In many instances, due to either memory or time constraints, it’s more advantageous to split your scene into parts that will be rendered separately from the other elements in your scene and once all elements have been rendered, assembling the resulting images together in a layered composition.
View Layer Panel
It’s possible to create, rename, and remove layers. In the top right of Blender, there is a drop-down menu for View Layers. You can access the ability to create or delete a layer on the right side of the drop-down.
The View Layer panel found in the View Layer Properties tab is where you can access settings for the active layer.
- Use for Rendering: Check this option to use the active layer during rendering.
- Render Single Layer: Check this option to only render the active layer.
Before Blender 2.8, objects would be sent to different physical layers that could be called upon in a render or be manipulated independently from other objects by switching to its specific layers. From 2.8 onward, all objects share the same outliner but can be separated into collections. View Layer can be set so that only specified collections and the objects therein are rendered. Each collection also has settings that can be adjusted for each layer.
- Disable from View Layer: This option removes a collection from the active layer. Objects included in the collection are rendered with the active layer.
- Enable in View Layer: This option adds a collection to the active layer. Objects included in the collection are rendered with the active layer.
- Set Indirect Only: This option restricts objects in a collection so that they only contribute to the render through shadows and reflections.
- Clear Indirect Only: This option clears the Set Indirect Only flag, so that objects in a collection can fully contribute to the render.
- Set Holdout: This option allows objects in a collection to generate a holdout/mask in the active layer.
- Clear Holdout: This option clears the Set Holdout flag.

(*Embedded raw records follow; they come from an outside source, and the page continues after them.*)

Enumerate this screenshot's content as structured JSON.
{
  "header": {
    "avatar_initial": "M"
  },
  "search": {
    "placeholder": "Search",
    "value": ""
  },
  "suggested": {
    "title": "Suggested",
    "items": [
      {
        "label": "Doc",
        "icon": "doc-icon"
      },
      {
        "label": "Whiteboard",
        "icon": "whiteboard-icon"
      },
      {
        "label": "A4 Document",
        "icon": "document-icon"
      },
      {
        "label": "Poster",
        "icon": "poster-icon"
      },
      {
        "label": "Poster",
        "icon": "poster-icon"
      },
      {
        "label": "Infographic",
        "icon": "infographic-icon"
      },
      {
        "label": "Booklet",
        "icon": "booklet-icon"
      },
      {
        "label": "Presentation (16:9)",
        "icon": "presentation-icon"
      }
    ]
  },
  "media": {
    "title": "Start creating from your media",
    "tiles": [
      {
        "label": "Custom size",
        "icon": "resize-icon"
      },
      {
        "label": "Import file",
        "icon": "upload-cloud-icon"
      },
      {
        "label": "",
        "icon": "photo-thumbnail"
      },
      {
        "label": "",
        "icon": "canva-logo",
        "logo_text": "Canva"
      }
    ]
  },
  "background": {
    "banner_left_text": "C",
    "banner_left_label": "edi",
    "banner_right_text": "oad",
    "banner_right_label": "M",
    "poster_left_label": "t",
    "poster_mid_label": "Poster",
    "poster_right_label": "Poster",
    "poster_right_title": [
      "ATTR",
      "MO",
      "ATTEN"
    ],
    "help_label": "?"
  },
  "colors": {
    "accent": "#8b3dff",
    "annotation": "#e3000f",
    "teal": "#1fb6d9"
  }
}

You can adjust the way the render engine renders the objects located in each collection. Based on your preferred render engine (internal or third-party), different parameters for each collection can be set. These settings can be accessed from the Outliner, but are hidden. To find them, go to the Filters pop-over in the Outliner header and enable the visibility “restriction toggles.”

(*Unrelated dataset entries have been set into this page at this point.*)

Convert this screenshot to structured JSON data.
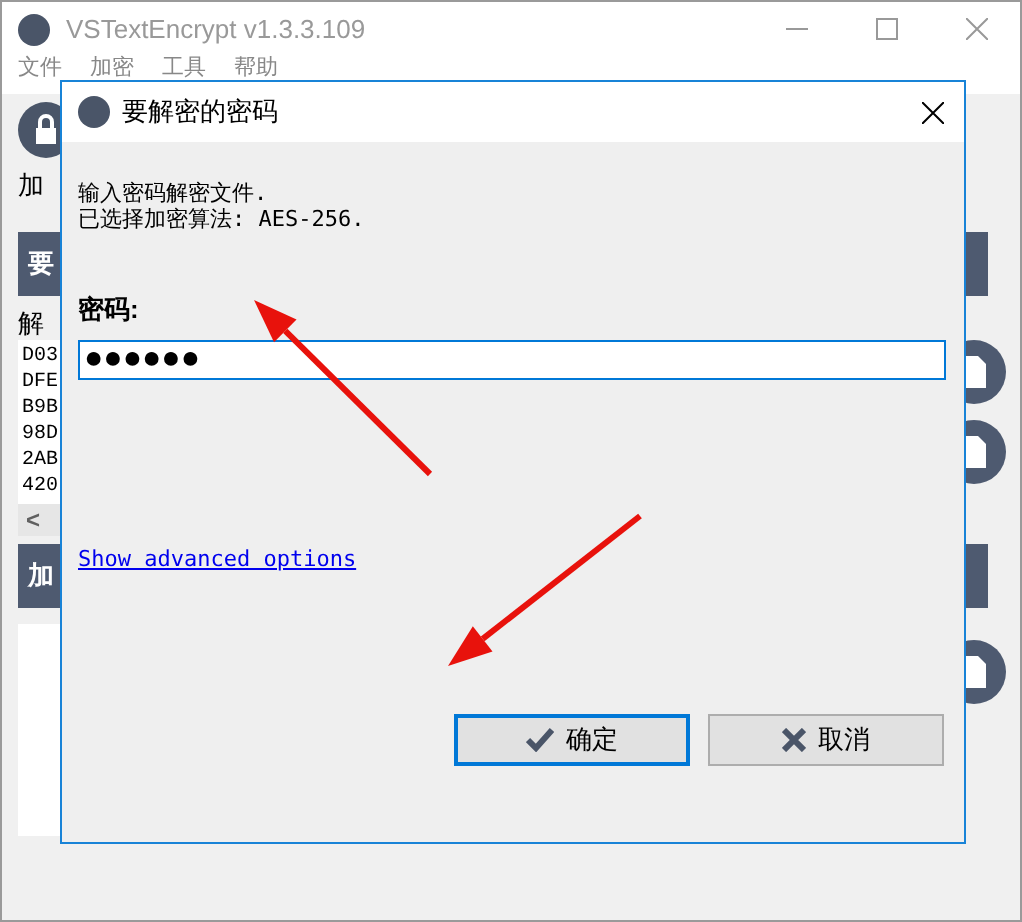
{
  "main_window": {
    "title": "VSTextEncrypt v1.3.3.109",
    "menu": [
      "文件",
      "加密",
      "工具",
      "帮助"
    ],
    "toolbar_label": "加",
    "section_1_header": "要",
    "parse_label": "解",
    "list_rows": [
      "D03",
      "DFE",
      "B9B",
      "98D",
      "2AB",
      "420"
    ],
    "scroll_left": "<",
    "section_2_header": "加"
  },
  "dialog": {
    "title": "要解密的密码",
    "message_lines": [
      "输入密码解密文件.",
      "已选择加密算法: AES-256."
    ],
    "password_label": "密码:",
    "password_value": "●●●●●●",
    "advanced_link": "Show advanced options",
    "buttons": [
      {
        "kind": "ok",
        "label": "确定",
        "selected": true
      },
      {
        "kind": "cancel",
        "label": "取消",
        "selected": false
      }
    ]
  },
  "annotations": [
    {
      "kind": "arrow"
    },
    {
      "kind": "arrow"
    }
  ]
}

Restriction toggles are visibility toggles that tell Blender what layer, collection, or constraint should and should not be displayed or rendered in a particular viewport. By default, only some of the options are enabled, but they can be switched on or off and customized to your preferences.

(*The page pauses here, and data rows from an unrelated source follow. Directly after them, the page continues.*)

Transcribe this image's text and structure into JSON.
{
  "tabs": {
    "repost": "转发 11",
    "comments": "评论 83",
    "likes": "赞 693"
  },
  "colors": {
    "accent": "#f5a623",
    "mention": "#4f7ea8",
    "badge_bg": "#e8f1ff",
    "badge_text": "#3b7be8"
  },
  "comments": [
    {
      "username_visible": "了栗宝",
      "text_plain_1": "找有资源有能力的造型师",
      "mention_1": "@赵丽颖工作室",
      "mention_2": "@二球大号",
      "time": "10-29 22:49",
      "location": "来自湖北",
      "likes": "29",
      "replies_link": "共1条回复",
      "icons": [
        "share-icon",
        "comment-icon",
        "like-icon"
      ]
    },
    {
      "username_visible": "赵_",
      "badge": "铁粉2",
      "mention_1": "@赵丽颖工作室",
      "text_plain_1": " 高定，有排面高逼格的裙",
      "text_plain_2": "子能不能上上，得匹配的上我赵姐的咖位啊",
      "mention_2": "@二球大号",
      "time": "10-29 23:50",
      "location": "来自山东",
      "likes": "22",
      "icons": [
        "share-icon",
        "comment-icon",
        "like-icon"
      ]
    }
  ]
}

Once activated, the options are then accessible in the Outliner list to the right of your scene data. Click the eye icon to toggle the display mode.
The compositing workspace is one we haven’t really discussed in previous Render Pool guides, but it’s a very important aspect when working with larger projects and file formats.
Blender’s compositor allows you to assemble and enhance an image using multiple images or image sequences to complete a final composited image. Using composition nodes, you can take two images or cuts of rendered footage together and filter, colorize, and finalize it all at once.
Just like the Material creation workflow, Blender’s compositor is also node-based. You can change anything in your images using nodes. Every augmentation and alteration appear in real time.
Depending on your way of working, a familiar way to build up an image is to think of Photoshop’s layering system. The bottom layer in the layer space represents the back of the image, and the top layer represents the front of the image. When compositing, you should think about layering using camera depth: foreground, middle ground, and background.
The compositor can mix images of any size, but you should pay close attention to your individual image’s size and resolution. Distortion and color muting are possible when mixing images with different color depth and resolution parameters.
Additional rules apply when the compositor works with inputs of differently sized images:
- The output size is defined by the first/top image input socket
- The composite is centered by default, unless you use a Translate node to assign a translation to a buffer
You can easily save your image by selecting Image > Save Image (or Alt+S) once you’re satisfied with your composite. The saved image’s settings will match the image format settings on the Render Properties panel.
View Layers Can Be a Useful Asset for Your Rendering Toolbox
Though this particular way of processing 3D imagery is used more for large animation projects or a more practical way for lower-end workstations to be able to render high-quality images faster, it never hurts to have this method at the back of your mind as a potential asset in your designer’s toolbox. Happy Rendering!